We report on the detection of single, slowly moving Rubidium atoms using laser-induced fluorescence. The
atoms move at 3 m/s while they are detected with a time resolution of 60μs. The detection scheme employs a
near-resonant laser beam that drives a cycling atomic transition, and a highly efficient mirror setup to focus a
large fraction of the fluorescence photons to a photomultiplier tube. It counts on average 20 photons per atom.

 

[Strilanc]

From its general sound I like this answer, but could you please give the criterion by which you decide under which circumstances a spin measurement actually measures spin, and under which conditions it must be considered junk. This cannot only depend on the timing because even if there is only a single measurement done, what precisely qualifies it as a measurement of spin up, say?

The specific criteria I have in mind for "is a process a Z axis measurement?" is whether that process distinguishes between the up/down basis states. The process must return "Off!" for a qubit in state $|0\rangle$ and "On!" for a qubit in state $|1\rangle$. That's basically it. (I guess I also want it to leave the target qubit in the claimed state [no extra rotations], and to not mess with other qubits I care about.)

There is a huge variety of such processes. The effects of overlapping those processes with an X axis measurement are varied. The results won't be literally useless junk, in the sense of conveying no information about the system. But they will be junk in the sense of not doing what you expect, of not achieving the intended purpose.

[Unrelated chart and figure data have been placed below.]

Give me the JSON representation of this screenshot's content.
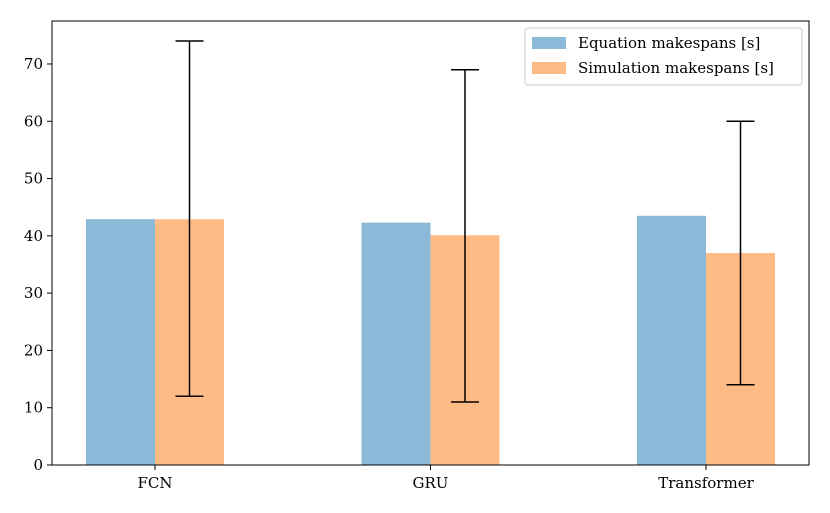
{
  "chart_data": {
    "type": "bar",
    "title": "",
    "xlabel": "",
    "ylabel": "",
    "categories": [
      "FCN",
      "GRU",
      "Transformer"
    ],
    "series": [
      {
        "name": "Equation makespans [s]",
        "values": [
          42.9,
          42.3,
          43.5
        ],
        "color": "#8db9d9"
      },
      {
        "name": "Simulation makespans [s]",
        "values": [
          42.9,
          40.1,
          37.0
        ],
        "color": "#ffbb86"
      }
    ],
    "error_bars": [
      {
        "category": "FCN",
        "low": 12,
        "high": 74
      },
      {
        "category": "GRU",
        "low": 11,
        "high": 69
      },
      {
        "category": "Transformer",
        "low": 14,
        "high": 60
      }
    ],
    "ylim": [
      0,
      77.5
    ],
    "yticks": [
      0,
      10,
      20,
      30,
      40,
      50,
      60,
      70
    ],
    "grid": false,
    "legend_position": "top-right"
  }
}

I gave one example of a measurement process (continuous CNOT onto ancilla, measure ancilla at leisure, no three-qubit interaction despite overlapping the two CNOTs) that does one weird thing when measurements are overlapped. With the criteria of "normally it distinguishes between Up and Down", you can easily create other situations that do different weird things. The trick "think about measurement as controlled operations onto a fresh ancilla" is very helpful for understanding these situations.